Wien. Die Arbeitslosenzahlen steigen und steigen: Seit August 2011 wächst das Heer der Arbeitslosen in Österreich an – die Arbeitslosenquote liegt inzwischen auf dem höchsten Stand seit den 1950er-Jahren. Ende März waren 428.519 Menschen ohne Job, um 6,5% mehr als vor einem Jahr. Sozialminister Rudolf Hundstorfer (SPÖ) erwartet auch in den nächsten Monaten keine merkliche Besserung. „Die Situation am österreichischen Arbeitsmarkt auch Ende März ist noch ein gutes Stück von einer nachhaltigen Erholung entfernt”, so Hundstorfer.

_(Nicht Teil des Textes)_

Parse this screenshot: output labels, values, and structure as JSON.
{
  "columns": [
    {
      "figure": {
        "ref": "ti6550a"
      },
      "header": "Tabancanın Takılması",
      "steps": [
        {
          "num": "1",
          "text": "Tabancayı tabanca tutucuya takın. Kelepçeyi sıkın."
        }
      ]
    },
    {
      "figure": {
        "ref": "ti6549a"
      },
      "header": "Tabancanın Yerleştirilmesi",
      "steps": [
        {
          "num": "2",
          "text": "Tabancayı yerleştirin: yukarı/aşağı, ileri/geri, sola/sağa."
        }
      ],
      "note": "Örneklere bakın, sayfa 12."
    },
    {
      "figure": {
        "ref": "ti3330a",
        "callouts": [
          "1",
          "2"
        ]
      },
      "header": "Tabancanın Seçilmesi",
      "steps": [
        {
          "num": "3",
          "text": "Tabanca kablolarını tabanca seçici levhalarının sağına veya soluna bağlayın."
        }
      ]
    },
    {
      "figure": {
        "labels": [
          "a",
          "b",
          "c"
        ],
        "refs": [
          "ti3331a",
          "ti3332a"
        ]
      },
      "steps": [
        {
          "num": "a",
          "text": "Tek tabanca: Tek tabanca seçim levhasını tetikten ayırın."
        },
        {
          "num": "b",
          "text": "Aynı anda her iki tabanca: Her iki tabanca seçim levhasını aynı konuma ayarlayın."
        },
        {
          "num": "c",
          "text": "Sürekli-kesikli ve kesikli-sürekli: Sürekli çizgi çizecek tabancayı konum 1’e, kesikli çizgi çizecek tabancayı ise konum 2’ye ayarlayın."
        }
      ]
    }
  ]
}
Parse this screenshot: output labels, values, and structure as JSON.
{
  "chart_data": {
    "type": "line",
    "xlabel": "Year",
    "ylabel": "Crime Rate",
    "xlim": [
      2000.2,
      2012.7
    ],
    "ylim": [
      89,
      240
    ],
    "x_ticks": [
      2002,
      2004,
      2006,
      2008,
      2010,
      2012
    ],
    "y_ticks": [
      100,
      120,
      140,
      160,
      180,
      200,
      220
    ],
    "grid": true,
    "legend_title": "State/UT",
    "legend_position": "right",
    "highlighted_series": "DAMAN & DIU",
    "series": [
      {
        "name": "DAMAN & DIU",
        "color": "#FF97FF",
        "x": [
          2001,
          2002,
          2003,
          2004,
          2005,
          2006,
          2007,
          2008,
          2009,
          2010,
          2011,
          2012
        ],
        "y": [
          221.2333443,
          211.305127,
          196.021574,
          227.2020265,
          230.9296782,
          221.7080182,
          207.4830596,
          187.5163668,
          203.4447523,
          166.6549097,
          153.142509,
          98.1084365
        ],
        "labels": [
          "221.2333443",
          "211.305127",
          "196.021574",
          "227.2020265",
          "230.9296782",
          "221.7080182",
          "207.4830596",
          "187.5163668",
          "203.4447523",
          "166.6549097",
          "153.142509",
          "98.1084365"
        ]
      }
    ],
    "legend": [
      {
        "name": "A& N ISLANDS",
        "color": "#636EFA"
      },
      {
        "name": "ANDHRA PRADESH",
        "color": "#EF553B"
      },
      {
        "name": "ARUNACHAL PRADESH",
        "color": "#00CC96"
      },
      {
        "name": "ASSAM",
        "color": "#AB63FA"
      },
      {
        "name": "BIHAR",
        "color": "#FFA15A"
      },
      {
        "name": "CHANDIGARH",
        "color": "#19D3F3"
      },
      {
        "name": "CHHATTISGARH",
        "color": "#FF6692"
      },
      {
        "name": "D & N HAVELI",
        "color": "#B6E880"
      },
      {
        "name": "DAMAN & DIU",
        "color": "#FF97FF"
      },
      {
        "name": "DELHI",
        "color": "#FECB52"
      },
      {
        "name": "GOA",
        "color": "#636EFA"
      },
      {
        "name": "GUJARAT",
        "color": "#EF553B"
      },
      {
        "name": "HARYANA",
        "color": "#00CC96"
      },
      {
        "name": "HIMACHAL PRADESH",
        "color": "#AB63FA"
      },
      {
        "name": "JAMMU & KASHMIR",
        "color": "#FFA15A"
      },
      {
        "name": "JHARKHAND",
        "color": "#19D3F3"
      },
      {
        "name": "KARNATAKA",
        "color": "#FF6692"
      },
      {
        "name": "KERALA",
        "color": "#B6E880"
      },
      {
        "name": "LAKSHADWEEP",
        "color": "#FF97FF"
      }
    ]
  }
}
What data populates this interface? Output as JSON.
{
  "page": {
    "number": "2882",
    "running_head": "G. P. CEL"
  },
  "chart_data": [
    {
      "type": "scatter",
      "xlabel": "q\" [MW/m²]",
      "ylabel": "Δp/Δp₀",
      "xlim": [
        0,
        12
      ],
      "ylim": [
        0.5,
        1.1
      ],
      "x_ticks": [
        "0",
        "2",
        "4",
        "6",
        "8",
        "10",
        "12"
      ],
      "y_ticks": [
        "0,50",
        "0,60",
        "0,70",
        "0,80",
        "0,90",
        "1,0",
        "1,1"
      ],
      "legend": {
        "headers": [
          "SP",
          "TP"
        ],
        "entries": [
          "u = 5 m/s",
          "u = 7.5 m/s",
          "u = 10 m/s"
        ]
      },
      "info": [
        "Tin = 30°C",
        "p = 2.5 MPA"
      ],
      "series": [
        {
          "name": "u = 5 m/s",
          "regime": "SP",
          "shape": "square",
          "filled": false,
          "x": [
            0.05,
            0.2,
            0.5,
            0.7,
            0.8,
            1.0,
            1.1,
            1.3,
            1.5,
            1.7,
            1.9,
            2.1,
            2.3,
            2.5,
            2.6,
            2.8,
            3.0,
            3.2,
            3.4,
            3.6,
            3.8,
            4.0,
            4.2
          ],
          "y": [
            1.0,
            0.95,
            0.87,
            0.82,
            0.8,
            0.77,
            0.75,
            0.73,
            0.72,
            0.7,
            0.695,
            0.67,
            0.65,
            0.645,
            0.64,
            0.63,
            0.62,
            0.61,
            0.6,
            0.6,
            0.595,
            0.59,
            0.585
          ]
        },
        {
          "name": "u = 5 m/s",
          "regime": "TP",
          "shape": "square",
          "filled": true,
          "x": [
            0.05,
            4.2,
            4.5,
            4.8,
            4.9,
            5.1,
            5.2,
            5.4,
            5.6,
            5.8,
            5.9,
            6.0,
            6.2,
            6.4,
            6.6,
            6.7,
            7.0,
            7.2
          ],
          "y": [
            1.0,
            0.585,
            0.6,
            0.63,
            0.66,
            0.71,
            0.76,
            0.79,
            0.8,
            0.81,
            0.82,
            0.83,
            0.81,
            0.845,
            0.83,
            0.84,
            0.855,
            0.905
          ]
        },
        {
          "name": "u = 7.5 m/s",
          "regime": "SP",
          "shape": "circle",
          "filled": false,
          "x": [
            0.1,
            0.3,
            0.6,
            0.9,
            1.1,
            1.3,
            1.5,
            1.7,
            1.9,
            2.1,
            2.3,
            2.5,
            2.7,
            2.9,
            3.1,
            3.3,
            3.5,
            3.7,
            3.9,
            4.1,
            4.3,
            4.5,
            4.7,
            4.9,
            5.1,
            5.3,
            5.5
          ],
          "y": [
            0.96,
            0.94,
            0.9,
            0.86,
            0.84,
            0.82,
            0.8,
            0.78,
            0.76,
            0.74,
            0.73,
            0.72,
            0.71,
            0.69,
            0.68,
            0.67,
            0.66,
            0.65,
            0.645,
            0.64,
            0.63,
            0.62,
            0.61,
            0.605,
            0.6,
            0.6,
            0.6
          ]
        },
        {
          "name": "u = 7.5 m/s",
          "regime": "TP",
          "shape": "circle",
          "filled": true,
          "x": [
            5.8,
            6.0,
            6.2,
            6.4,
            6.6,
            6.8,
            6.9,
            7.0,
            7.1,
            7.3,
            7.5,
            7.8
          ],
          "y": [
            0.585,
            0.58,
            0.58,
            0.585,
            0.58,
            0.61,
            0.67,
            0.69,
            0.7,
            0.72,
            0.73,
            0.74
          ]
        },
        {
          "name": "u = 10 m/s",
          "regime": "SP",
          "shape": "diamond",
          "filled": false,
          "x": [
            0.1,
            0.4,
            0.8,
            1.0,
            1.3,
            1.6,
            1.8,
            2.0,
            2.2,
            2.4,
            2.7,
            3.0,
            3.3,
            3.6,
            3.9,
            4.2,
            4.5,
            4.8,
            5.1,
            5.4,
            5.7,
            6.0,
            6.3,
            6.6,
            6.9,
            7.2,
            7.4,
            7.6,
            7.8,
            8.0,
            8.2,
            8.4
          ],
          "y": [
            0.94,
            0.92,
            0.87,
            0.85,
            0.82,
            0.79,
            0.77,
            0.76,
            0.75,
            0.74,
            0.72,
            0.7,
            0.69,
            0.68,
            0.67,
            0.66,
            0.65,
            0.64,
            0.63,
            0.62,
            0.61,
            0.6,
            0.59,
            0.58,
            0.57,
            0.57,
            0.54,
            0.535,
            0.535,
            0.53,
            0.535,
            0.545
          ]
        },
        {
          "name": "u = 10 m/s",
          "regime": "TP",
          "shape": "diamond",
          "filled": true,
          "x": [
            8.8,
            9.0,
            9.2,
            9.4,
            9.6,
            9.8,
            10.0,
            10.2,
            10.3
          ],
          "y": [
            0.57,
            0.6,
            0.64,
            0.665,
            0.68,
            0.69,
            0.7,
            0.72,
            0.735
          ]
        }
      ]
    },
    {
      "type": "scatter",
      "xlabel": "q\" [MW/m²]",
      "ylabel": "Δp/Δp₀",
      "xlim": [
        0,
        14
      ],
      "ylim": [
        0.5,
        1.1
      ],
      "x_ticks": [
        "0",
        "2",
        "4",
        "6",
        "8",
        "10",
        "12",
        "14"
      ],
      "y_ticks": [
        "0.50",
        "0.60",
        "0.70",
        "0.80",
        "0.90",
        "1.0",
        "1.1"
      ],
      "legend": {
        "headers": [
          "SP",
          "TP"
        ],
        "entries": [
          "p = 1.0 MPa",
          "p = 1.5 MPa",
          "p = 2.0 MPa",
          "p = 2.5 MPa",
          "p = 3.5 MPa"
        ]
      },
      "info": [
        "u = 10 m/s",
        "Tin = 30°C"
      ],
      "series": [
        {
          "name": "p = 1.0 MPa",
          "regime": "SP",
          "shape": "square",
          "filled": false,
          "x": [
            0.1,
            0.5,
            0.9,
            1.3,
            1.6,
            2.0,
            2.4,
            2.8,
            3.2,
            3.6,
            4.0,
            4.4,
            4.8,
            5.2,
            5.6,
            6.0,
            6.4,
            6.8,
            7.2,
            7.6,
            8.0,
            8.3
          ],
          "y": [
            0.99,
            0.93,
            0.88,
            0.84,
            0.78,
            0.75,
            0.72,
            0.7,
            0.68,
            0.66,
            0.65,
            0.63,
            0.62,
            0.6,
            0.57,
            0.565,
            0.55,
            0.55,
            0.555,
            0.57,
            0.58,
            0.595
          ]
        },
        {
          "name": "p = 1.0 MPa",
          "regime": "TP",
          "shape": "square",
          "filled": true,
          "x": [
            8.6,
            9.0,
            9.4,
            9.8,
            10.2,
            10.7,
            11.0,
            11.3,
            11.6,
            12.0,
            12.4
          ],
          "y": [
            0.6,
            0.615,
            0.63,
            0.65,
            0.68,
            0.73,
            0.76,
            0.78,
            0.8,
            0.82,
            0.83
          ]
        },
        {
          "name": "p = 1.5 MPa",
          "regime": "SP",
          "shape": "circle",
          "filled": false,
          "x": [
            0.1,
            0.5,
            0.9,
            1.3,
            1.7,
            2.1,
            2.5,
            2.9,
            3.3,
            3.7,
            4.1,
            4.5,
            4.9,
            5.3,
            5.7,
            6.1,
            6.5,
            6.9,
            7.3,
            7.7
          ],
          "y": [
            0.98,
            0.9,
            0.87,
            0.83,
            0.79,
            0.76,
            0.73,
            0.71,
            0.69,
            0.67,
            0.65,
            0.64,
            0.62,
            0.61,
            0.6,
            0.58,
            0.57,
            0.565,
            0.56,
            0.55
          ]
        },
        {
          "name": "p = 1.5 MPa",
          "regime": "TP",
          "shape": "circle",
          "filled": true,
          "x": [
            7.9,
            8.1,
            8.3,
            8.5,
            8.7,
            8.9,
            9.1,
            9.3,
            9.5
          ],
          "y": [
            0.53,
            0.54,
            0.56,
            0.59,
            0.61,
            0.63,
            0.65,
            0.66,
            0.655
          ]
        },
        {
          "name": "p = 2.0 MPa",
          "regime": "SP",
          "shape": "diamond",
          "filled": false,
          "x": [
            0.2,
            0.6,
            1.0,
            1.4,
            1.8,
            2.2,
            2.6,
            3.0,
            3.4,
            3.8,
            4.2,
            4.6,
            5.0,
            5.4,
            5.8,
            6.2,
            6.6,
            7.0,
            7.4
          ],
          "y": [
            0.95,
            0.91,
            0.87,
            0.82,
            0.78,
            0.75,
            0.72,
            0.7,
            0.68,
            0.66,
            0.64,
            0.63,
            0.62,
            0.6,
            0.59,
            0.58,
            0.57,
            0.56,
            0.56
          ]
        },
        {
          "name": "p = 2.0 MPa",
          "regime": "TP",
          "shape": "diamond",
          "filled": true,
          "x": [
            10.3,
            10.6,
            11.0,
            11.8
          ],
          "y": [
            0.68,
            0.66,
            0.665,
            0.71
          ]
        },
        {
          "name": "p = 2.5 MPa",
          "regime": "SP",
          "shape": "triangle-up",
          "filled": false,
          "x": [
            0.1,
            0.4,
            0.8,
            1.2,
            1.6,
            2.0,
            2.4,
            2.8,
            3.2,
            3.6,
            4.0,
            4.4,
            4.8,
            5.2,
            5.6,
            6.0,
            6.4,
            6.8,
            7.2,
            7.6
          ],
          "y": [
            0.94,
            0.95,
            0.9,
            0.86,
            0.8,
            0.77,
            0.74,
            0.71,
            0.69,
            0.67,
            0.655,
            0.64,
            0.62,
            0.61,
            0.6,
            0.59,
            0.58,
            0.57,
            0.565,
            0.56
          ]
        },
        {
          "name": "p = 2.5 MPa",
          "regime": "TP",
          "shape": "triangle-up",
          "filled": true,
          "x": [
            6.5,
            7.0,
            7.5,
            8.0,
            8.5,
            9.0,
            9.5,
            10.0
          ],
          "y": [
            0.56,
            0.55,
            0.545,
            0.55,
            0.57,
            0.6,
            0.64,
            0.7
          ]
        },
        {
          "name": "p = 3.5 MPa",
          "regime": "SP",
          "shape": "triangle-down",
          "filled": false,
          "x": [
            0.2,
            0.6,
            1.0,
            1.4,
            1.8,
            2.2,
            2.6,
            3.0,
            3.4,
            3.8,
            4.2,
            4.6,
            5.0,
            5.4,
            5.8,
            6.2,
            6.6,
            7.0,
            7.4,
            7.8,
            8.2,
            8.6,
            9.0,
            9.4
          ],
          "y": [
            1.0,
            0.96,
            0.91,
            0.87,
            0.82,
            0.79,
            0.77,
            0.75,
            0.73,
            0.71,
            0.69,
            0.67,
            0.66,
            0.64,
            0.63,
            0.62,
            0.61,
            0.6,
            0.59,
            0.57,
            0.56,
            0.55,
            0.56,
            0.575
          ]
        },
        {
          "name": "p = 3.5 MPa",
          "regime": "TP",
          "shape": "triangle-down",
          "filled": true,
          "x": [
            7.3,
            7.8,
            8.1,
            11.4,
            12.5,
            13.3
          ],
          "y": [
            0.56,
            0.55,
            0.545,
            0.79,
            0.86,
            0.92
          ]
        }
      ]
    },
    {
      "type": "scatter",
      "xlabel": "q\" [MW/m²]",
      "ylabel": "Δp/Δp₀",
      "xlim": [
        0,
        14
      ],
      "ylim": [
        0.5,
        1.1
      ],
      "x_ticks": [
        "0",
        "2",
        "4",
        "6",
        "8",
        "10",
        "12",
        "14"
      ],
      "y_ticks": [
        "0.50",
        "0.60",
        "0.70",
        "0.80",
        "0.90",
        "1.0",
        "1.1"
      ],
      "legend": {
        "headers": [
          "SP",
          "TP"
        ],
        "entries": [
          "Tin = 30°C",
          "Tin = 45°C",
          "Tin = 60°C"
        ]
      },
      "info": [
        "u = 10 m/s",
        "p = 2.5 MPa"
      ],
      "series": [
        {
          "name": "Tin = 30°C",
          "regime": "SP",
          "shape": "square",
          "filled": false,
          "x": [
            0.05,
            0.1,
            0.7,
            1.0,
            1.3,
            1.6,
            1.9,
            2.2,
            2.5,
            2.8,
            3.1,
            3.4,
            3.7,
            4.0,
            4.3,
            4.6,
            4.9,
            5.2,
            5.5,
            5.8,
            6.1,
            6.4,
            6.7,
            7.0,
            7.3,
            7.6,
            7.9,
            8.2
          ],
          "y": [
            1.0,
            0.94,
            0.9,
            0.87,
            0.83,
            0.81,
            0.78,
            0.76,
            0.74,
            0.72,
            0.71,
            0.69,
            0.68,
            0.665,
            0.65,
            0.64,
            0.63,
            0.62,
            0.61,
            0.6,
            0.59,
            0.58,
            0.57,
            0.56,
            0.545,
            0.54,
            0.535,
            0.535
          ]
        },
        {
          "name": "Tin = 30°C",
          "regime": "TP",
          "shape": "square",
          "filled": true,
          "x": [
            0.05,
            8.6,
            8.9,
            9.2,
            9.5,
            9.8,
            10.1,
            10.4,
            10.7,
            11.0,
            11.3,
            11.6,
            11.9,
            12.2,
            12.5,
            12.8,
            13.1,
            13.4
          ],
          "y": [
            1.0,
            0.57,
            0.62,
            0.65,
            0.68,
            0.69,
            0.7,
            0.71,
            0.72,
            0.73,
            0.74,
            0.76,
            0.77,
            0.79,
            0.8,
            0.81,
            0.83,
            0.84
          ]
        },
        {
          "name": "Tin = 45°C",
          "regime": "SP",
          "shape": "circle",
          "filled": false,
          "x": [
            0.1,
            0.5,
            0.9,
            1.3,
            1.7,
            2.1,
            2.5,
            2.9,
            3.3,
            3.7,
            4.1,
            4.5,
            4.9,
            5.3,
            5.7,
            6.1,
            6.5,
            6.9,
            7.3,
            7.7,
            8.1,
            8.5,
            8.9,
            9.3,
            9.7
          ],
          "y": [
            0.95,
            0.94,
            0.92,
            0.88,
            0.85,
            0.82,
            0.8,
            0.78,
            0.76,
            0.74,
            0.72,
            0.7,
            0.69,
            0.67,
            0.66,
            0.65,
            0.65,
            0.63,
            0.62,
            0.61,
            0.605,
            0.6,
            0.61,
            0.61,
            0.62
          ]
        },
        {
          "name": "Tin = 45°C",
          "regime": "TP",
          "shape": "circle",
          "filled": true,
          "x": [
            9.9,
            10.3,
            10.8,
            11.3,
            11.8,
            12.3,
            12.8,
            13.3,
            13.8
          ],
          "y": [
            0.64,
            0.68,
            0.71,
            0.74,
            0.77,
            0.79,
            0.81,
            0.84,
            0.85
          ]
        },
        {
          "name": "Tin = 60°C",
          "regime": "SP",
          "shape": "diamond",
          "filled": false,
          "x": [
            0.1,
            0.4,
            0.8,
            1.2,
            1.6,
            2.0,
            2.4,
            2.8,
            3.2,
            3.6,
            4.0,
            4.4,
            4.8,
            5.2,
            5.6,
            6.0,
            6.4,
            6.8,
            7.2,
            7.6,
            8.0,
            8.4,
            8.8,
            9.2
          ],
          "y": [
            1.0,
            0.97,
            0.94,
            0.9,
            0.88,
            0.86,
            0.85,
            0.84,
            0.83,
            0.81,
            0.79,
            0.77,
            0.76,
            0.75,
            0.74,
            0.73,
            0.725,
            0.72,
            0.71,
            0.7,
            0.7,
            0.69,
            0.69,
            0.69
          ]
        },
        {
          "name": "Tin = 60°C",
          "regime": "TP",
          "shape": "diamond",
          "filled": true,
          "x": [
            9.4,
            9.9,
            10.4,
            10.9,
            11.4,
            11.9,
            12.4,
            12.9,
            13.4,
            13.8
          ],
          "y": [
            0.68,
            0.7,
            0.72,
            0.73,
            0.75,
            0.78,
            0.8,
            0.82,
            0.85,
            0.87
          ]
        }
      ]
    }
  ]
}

Positive Effekte ante portas
Die Steuerreform und das geplante Wohnbauprogramm sollen nun die heimische Konjunktur ankurbeln. „Allerdings wird die Belebung der Konsum- und Baunachfrage wohl erst im nächsten Jahr entsprechende Auswirkungen zeigen”, betonte Hundstorfer am Mittwoch in einer Aussendung zu den aktuellen Arbeitslosenzahlen. Kurzfristig werde der schwächere Euro über die Belebung des Außenhandels und der niedrige Ölpreis Konjunkturimpulse bringen. Der Sozialminister erwartet, dass Österreich – mit etwas Verzögerung – dem positiven Konjunkturpfad Deutschlands folgen wird.Nachdem die Schulungsstrategie des AMS geändert wurde, sind die Schulungsteilnahmen in ganz Österreich zum Teil stark rückläufig. Die Schulungsteilnahmen gingen in Wien mit 29,7% und im Burgenland mit 16,4% am stärksten zurück. „Die aktuellen Arbeitsmarktdaten sind beunruhigend”, kritisiert Herbert Rohrmair-Lewis, Bundesvorsitzender der Jungen Wirtschaft (JW). „Richtig alarmierend” sei „die Untätigkeit von Bundesminister Hundstorfer, der wieder viel Zeit ohne effektive Maßnahmen zur Bekämpfung der Arbeitslosigkeit verstreichen hat lassen”.Mit der derzeitigen Arbeitsmarktpolitik steuere Österreich auf die halbe Million-Marke bei den Arbeitslosen zu. Rohrmair-Lewis: „Das ist ein arbeitsmarktpolitisches Versagen.” Hundstorfer bleibe konkrete Maßnahmen und Schritte schuldig und, so heißt es in der Pressemitteilung der Jungen Wirtschaft, „hofft offenbar auch, dass Österreich ohne eigenes Zutun vom leichten Konjunkturaufschwung in Europa profitieren kann”. Europaweit jedenfalls ist die Arbeitslosigkeit Ende März auf den tiefsten Wert seit drei Jahren gesunken. Allerdings steht Österreich im europäischen Vergleich bei der Arbeitslosigkeit immer noch relativ gut da: Das Land verzeichnete mit 5,3% (nach EU-Definition) im Februar die zweitniedrigste Arbeitslosenrate hinter Deutschland (4,8%). Die Besorgnis, dass die Flaute am Arbeitsmarkt andauern könnte, bleibt jedoch.
Keine „Himmelsgeschenke”
„Für mich ist es unbegreiflich, warum nicht schon längst entgegengesteuert wird. Fehlt es unserem Sozialminister an Mut, Ideen oder gar an Gestaltungswillen?”, so Rohrmair-Lewis. „Es reicht nicht, auf Geschenke des Himmels zu warten. Es muss jetzt rasch gehandelt werden.” Die Junge Wirtschaft fordert erneut die Entlastung des Faktors Arbeit: eine Lohnnebenkostenbefreiung für den ersten Mitarbeiter im ersten Jahr und „rasche Schritte zum Abbau der Wirtschaftsbremse Bürokratie”.Statt den Unternehmern mit der Bonus-Malus-Regelung eine weitere Demotivierung anzudrohen, wäre es an der Zeit, ein Motivationsprogramm zu starten. „Laut unserem Stimmungsbarometer sind die Jungunternehmer Kilometer von einer positiven Stimmung entfernt”, wird Rohrmair-Lewis zitiert. „Wir erwarten klare Signale aus der Politik, das ist die einzige Chance für eine Trendwende.” (red/APA)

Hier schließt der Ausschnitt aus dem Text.